Hi guys, 🎉 Congratulations to everyone on another amazing competition. For folks curious about how I rose fast in the hackathon to achieve this score within a short time. I guess it was more of reading 📚 and research 🔍 on the dataset and previous works that have been done. So I discovered that Dr Reem Suwaileh had already done a lot of research and achieved very high benchmarks 📈 which are open source on hugging face, so I read them up, and focused more on pre-processing the text (tweet) and post-processing the model outputs. I've done most of my processing techniques in a pictorial view 📷 for easy understanding.
Below are some of the top techniques:
1. Destroy mentions so you don't confuse the model ❌ - You'll probably need to read up the paper or annotation instructions pdf in the dataset to learn more about how the data was annotated.
2. Fix entity ✨ - The model performs token classification, so if a word is more than a single token, then the predictions are slightly broken.

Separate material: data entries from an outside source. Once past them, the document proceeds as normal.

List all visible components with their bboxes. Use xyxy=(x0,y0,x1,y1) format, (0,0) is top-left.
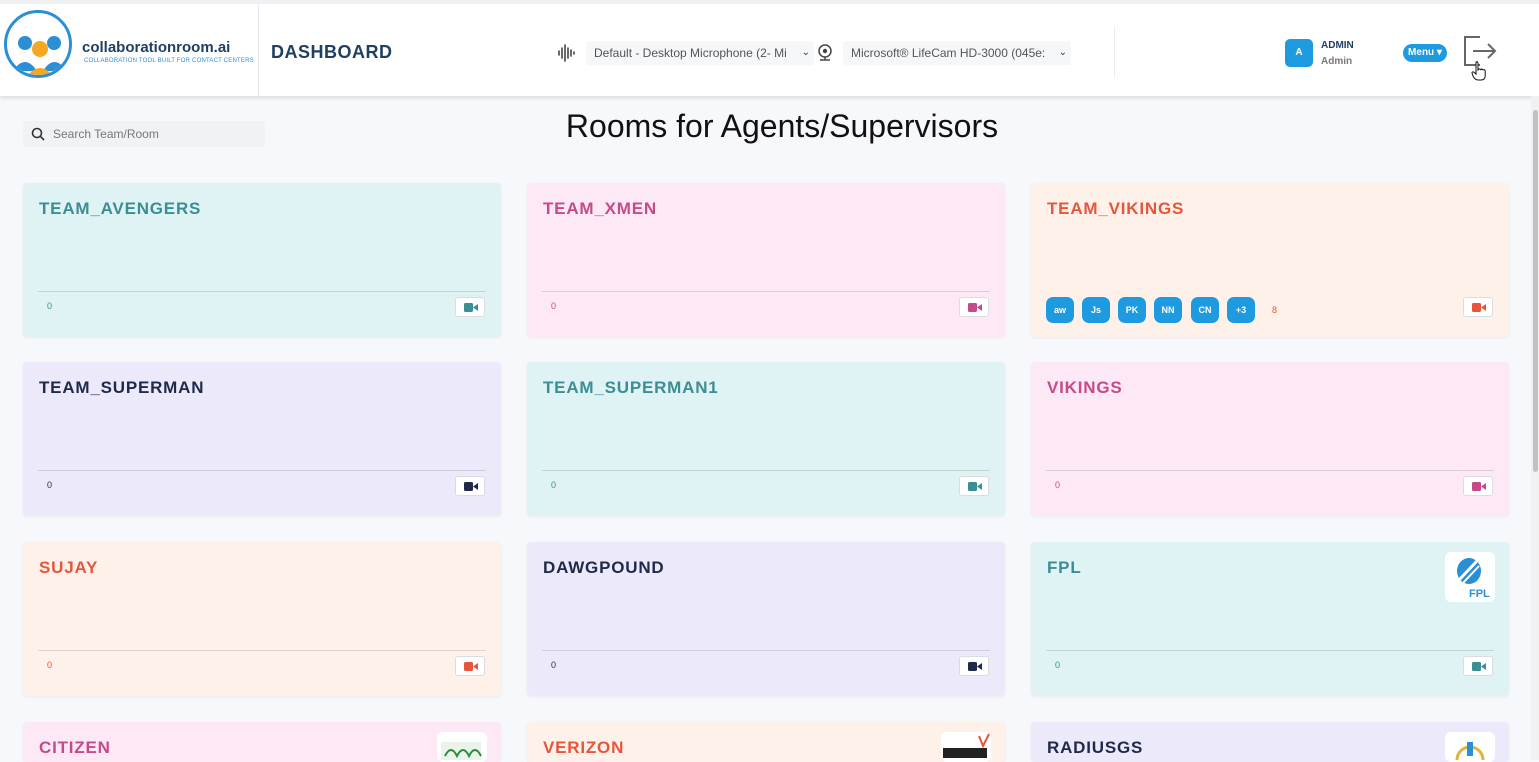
room-card-team-xmen[interactable]: TEAM_XMEN 0 xyxy=(527,183,1005,337)
video-camera-icon xyxy=(968,662,982,671)
scrollbar-thumb[interactable] xyxy=(1533,110,1538,472)
card-divider xyxy=(38,291,486,292)
video-camera-icon xyxy=(1472,303,1486,312)
join-video-button[interactable] xyxy=(959,656,989,676)
citizen-logo xyxy=(437,732,487,762)
room-card-team-avengers[interactable]: TEAM_AVENGERS 0 xyxy=(23,183,501,337)
app-logo[interactable]: collaborationroom.ai COLLABORATION TOOL … xyxy=(4,10,254,80)
user-name: ADMIN xyxy=(1321,40,1354,51)
brand-name: collaborationroom.ai xyxy=(82,39,231,56)
room-card-verizon[interactable]: VERIZON xyxy=(527,722,1005,762)
room-name: RADIUSGS xyxy=(1047,738,1144,757)
camera-select-value: Microsoft® LifeCam HD-3000 (045e: xyxy=(851,46,1046,60)
card-divider xyxy=(542,291,990,292)
header-divider xyxy=(1114,26,1115,78)
participant-count: 0 xyxy=(551,480,557,490)
join-video-button[interactable] xyxy=(455,297,485,317)
room-card-team-superman[interactable]: TEAM_SUPERMAN 0 xyxy=(23,362,501,516)
fpl-logo: FPL xyxy=(1445,552,1495,602)
participant-count: 0 xyxy=(551,301,557,311)
participant-count: 0 xyxy=(551,660,557,670)
avatar[interactable]: A xyxy=(1285,39,1313,67)
video-camera-icon xyxy=(968,482,982,491)
room-card-team-vikings[interactable]: TEAM_VIKINGS aw Js PK NN CN +3 8 xyxy=(1031,183,1509,337)
microphone-select-value: Default - Desktop Microphone (2- Mi xyxy=(594,46,787,60)
card-divider xyxy=(38,470,486,471)
chevron-down-icon: ⌄ xyxy=(1058,47,1067,58)
member-chip[interactable]: NN xyxy=(1154,297,1182,323)
room-card-citizen[interactable]: CITIZEN xyxy=(23,722,501,762)
user-role: Admin xyxy=(1321,56,1353,67)
participant-count: 0 xyxy=(1055,480,1061,490)
room-card-dawgpound[interactable]: DAWGPOUND 0 xyxy=(527,542,1005,696)
participant-count: 0 xyxy=(47,660,53,670)
video-camera-icon xyxy=(968,303,982,312)
video-camera-icon xyxy=(1472,662,1486,671)
page-title: Rooms for Agents/Supervisors xyxy=(565,108,999,144)
room-card-fpl[interactable]: FPL FPL 0 xyxy=(1031,542,1509,696)
member-chip[interactable]: PK xyxy=(1118,297,1146,323)
join-video-button[interactable] xyxy=(959,297,989,317)
room-name: TEAM_XMEN xyxy=(543,199,657,218)
join-video-button[interactable] xyxy=(1463,297,1493,317)
member-chip[interactable]: Js xyxy=(1082,297,1110,323)
video-camera-icon xyxy=(1472,482,1486,491)
participant-count: 0 xyxy=(47,480,53,490)
room-name: CITIZEN xyxy=(39,738,111,757)
join-video-button[interactable] xyxy=(455,656,485,676)
page-heading: DASHBOARD xyxy=(271,42,393,62)
card-divider xyxy=(542,470,990,471)
radiusgs-logo xyxy=(1445,732,1495,762)
join-video-button[interactable] xyxy=(959,476,989,496)
logo-people-icon xyxy=(4,10,72,78)
room-name: TEAM_SUPERMAN1 xyxy=(543,378,719,397)
room-name: TEAM_AVENGERS xyxy=(39,199,202,218)
room-name: FPL xyxy=(1047,558,1082,577)
verizon-logo xyxy=(941,732,991,762)
video-camera-icon xyxy=(464,303,478,312)
room-name: SUJAY xyxy=(39,558,99,577)
hand-cursor-icon xyxy=(1471,61,1486,81)
join-video-button[interactable] xyxy=(1463,656,1493,676)
room-card-team-superman1[interactable]: TEAM_SUPERMAN1 0 xyxy=(527,362,1005,516)
card-divider xyxy=(1046,470,1494,471)
join-video-button[interactable] xyxy=(455,476,485,496)
participant-count: 0 xyxy=(47,301,53,311)
video-camera-icon xyxy=(464,662,478,671)
webcam-icon xyxy=(818,44,832,61)
top-bar: collaborationroom.ai COLLABORATION TOOL … xyxy=(0,0,1539,96)
room-name: VERIZON xyxy=(543,738,625,757)
card-divider xyxy=(38,650,486,651)
fpl-logo-text: FPL xyxy=(1469,588,1490,600)
more-members-chip[interactable]: +3 xyxy=(1227,297,1255,323)
room-name: VIKINGS xyxy=(1047,378,1123,397)
member-chip[interactable]: CN xyxy=(1191,297,1219,323)
room-name: TEAM_SUPERMAN xyxy=(39,378,205,397)
camera-select[interactable]: Microsoft® LifeCam HD-3000 (045e: ⌄ xyxy=(843,41,1071,65)
card-divider xyxy=(1046,650,1494,651)
header-divider xyxy=(258,4,259,96)
room-name: DAWGPOUND xyxy=(543,558,665,577)
menu-button[interactable]: Menu ▾ xyxy=(1403,44,1447,62)
microphone-waveform-icon xyxy=(558,44,575,62)
join-video-button[interactable] xyxy=(1463,476,1493,496)
card-divider xyxy=(542,650,990,651)
room-card-vikings[interactable]: VIKINGS 0 xyxy=(1031,362,1509,516)
chevron-down-icon: ⌄ xyxy=(801,47,810,58)
room-name: TEAM_VIKINGS xyxy=(1047,199,1185,218)
room-card-radiusgs[interactable]: RADIUSGS xyxy=(1031,722,1509,762)
participant-count: 0 xyxy=(1055,660,1061,670)
member-chip[interactable]: aw xyxy=(1046,297,1074,323)
participant-count: 8 xyxy=(1272,305,1278,315)
microphone-select[interactable]: Default - Desktop Microphone (2- Mi ⌄ xyxy=(586,41,814,65)
video-camera-icon xyxy=(464,482,478,491)
room-card-sujay[interactable]: SUJAY 0 xyxy=(23,542,501,696)
brand-tagline: COLLABORATION TOOL BUILT FOR CONTACT CEN… xyxy=(84,58,254,64)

3. Post-Process-Prediction 🛠️: Locations which are more than a single word are sometimes broken down depending on the model in use, but they tend to have super close end and start positions.
I did some other minor stuff but these 3 functions made the real difference. 👍and of course, the solutions in code will be available soon. Congratulations to everyone. #keep learning, #keep winning.
Amazing proff! Congratulations on hacking this one, I did not participate in this one, looked somehow tough and interesting
Yeah! Thanks, Julius, we missed you here 😀.
Amazing boss, Congratulations on winning this .I will read more on Dr Reem Suwaileh works like you mentioned .I look forward to the code,Thanks for the explanation
Thanks a lot, Debola!